When climate-change fears dampen retirement-saving motivation

Millennials who fall victim to catastrophic thinking need an extra push to build up their nest egg

When climate-change fears dampen retirement-saving motivation

How do you get clients to save for retirement, invest, or engage in estate planning? Typically, the answer lies in reframing — getting them to think about their future. But focusing on the future may also end up having the opposite effect on younger generations.

Citing a report from the National Institute on Retirement Security in the US, MarketWatch contributor Kari Paul wrote that two thirds of American millennials have nothing saved for retirement; figures from Fidelity suggest show that millennial savers had an average balance of US$25,500 and were contributing just 7.3% of their paycheques as of the second quarter of 2018.

Most millennials cite overwhelming expenses to explain their untenable financial positions. But according the CEO of a Washington, D.C.-based online retirement investment platform, some are grappling with a more serious problem: whether they have any future to save for.

“There is a certain fatalism in this population relative to more recent generations,” said Fellowes, CEO of United Income. “From a perception point of view, I hear a lot of cynicism about the ability to build retirement savings or whether they will be able to retire at all.”

Fellowes argued that millennials, more than past generations, have been primed to adopt a defeatist attitude about the future. Supporting that point, Brad Klontz, an associate professor of practice at the Financial Psychology Institute, noted the dot-com bubble burst, the Sept. 11 terrorist attacks and the ensuing wars, and the 2008 stock-market crash that precipitated the housing crisis.

“After watching their parents lose a job or a home, millennials are contending with a deep distrust for financial institutions and the stock market,” Klontz said. “That brings out catastrophic thinking, because they’ve already seen a catastrophe.”

Those events led to the tipping point, the thinking goes, for 72% of millennials to succumb to “eco-anxiety.” That number comes from the American Psychological Association, which defines the condition as a depressed sense of well-being associated with the inevitability of climate change. The Bank of Canada’s recent report citing a negative impact on the country’s economy can’t be encouraging for young Canadians, either.
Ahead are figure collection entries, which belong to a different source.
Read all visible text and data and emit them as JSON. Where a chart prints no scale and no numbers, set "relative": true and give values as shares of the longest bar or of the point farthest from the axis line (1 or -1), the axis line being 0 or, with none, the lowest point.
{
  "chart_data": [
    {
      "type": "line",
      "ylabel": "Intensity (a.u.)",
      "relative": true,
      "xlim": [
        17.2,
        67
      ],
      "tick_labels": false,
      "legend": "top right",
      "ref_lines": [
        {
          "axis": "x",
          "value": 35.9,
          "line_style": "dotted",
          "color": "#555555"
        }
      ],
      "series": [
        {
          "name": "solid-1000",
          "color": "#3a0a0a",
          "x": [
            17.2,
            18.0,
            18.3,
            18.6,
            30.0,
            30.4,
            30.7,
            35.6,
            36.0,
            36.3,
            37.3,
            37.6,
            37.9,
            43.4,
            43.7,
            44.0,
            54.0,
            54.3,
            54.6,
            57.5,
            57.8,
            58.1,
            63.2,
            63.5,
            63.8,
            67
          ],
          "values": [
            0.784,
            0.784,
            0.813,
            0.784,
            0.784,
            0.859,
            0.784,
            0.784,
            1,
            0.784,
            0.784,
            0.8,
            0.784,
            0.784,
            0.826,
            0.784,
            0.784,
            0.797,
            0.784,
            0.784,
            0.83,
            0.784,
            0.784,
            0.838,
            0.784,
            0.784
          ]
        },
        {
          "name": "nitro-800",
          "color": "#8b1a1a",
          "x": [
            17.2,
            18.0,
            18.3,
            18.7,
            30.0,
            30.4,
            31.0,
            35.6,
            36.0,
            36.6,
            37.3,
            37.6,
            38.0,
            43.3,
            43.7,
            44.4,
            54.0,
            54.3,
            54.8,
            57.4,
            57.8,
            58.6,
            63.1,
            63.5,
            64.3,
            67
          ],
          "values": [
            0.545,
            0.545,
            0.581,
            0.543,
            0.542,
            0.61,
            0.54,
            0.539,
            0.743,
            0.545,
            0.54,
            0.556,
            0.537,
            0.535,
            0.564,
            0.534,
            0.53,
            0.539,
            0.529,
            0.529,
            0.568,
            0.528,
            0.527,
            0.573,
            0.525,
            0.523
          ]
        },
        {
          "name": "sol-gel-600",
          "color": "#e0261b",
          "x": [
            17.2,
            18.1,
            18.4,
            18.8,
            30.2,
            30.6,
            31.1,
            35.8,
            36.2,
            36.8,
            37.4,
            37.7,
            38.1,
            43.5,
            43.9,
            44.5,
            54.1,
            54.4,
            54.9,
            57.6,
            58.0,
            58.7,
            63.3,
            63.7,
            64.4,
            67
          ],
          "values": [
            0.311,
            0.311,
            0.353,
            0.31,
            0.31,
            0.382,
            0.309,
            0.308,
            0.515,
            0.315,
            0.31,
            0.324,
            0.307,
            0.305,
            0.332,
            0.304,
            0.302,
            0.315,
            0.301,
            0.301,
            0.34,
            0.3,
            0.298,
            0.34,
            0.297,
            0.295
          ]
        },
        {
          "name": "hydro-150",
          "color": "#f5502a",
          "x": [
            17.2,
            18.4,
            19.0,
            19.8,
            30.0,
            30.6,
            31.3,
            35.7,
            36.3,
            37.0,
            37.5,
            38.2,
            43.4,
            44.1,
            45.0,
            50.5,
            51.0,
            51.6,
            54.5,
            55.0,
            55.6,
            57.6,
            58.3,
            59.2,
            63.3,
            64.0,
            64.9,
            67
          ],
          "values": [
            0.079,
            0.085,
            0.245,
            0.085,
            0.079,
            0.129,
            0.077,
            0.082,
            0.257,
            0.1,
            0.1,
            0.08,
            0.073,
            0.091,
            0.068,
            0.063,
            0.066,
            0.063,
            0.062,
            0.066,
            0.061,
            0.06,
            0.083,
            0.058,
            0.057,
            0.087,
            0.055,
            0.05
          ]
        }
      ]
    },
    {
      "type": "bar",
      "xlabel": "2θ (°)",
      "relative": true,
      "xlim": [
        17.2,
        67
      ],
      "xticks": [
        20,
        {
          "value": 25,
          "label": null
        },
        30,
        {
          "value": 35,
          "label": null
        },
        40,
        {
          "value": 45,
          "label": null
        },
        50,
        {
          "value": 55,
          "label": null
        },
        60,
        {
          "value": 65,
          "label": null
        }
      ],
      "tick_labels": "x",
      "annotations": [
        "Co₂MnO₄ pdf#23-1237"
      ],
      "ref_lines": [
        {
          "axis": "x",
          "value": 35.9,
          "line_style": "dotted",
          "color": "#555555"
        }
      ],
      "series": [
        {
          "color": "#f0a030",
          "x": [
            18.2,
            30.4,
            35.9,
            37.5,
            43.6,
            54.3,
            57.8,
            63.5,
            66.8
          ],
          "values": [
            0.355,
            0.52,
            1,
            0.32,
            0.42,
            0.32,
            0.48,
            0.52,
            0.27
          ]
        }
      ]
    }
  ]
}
So what can advisors do to help young clients who have succumbed to that thinking? One piece of advice from the Ontario Securities Commission (OSC) might help. In a 2018 report on ways to encourage millennial investment, the OSC recommended the use of social comparisons: by providing data about what their peers are doing to prepare for their future, advisors can motivate millennial clients to do more for their financial future.

Another suggestion, this time from the Financial Psychology Institute’s Klontz, is to construct positive visions of the future, with details on where they will live, whom they will spend time with, and how they hope to enjoy that time. Alternatively, he said, young clients might be convinced by considering a good news-bad news scenario: being financially unprepared in a world that defied their gloomy expectations.

“The future might be terrible. But chances are it won’t be,” he said. “Chances are, the world will still exist in 40 years, and you will need money to meet your needs.”